名前は武智夫(写真)。

 スズメやヒヨドリを狙う姿が勇ましく、賢そうなのでつけた名前だ。狩りの時は腹を地面すれすれに近づけ、注意深く前進する。まるでライオンやヒョウが獲物を狙う時のようだ。木にいる鳥を捕ろうとする時はリスみたいにすばしこい。

 去年、庭でスズメにパンをやっていると、椿の葉陰から躍り出たのが武智夫だった。そして鳥のようにパンを食べた。

 以後、毎日椿の葉陰でパンを待ち、鳥を狙うようになった。スズメを守るため、キャットフードを買って別の場所でやることにした。

 キャットフードに近づく姿には毎回笑ってしまう。例の、腹を地面すれすれにして前進する狩りの姿勢だ。時々止まっては私の動きを観察。私が少しでも近づけば椿の下へ戻る。

 私が部屋に入り、サッシを閉めると安心して食べる。一度も体に手を触れさせない野生っぽいなのだ。

 武智夫は朝8時から夕刻まで椿の木の下で過ごす。食後は日なたぼっこと昼寝。鳥の声がすると耳の中の毛がピッピッと動き、耳が鳴き声のする方角に向く。

 武智夫がうちに滞在するのは昼間だけ。土曜、日曜、雨と雪の日には来ない。最初はこれに気づかず、土日は連続して姿が見えないので交通事故で死んだのかと思い、泣きそうになった。

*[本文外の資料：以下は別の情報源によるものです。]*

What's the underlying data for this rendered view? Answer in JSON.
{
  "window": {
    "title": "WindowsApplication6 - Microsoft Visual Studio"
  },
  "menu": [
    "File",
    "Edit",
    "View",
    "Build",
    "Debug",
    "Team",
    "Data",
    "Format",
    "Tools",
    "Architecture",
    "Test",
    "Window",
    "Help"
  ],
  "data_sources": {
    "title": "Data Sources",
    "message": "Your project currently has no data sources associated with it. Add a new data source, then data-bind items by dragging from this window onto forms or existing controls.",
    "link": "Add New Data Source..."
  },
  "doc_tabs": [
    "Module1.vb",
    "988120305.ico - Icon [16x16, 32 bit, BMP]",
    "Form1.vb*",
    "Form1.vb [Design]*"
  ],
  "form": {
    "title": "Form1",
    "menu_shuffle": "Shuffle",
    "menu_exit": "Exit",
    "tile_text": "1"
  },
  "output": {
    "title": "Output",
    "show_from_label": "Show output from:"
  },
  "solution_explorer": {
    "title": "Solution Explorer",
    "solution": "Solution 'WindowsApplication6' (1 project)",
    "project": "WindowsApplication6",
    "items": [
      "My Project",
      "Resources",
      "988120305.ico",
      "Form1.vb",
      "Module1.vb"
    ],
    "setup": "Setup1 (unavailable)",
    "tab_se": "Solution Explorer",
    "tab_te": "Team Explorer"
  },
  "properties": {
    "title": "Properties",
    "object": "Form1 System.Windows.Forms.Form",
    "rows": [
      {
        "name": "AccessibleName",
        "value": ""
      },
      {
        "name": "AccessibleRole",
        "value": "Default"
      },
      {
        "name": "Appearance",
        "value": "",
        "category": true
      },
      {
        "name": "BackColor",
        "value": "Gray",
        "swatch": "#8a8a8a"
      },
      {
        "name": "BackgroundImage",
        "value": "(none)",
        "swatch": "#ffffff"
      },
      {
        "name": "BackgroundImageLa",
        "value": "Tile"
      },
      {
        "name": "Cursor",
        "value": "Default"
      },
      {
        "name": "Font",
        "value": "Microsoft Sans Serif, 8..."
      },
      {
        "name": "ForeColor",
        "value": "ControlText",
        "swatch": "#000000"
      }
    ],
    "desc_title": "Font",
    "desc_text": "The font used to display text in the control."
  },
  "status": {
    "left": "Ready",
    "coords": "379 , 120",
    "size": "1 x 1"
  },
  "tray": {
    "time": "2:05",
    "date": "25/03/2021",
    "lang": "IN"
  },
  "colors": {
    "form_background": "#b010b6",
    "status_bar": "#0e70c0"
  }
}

 月曜、毛並みがフカフカ、白い部分が真っ白になって姿を現すのを見て、どこかの飼い猫なのだとわかった。夜は暖かい寝床で眠り、土日は飼い主に可愛がられているのだろう。きっと、他人には懐かないようしつけられているんだ。

 私は、武智夫が通ってきてくれるのがうれしくて、出勤簿をつけている。ただ、武智夫と呼んではいるが、実は年齢はもとより、フサフサの尻尾に隠れ、性別も確認できないでいる。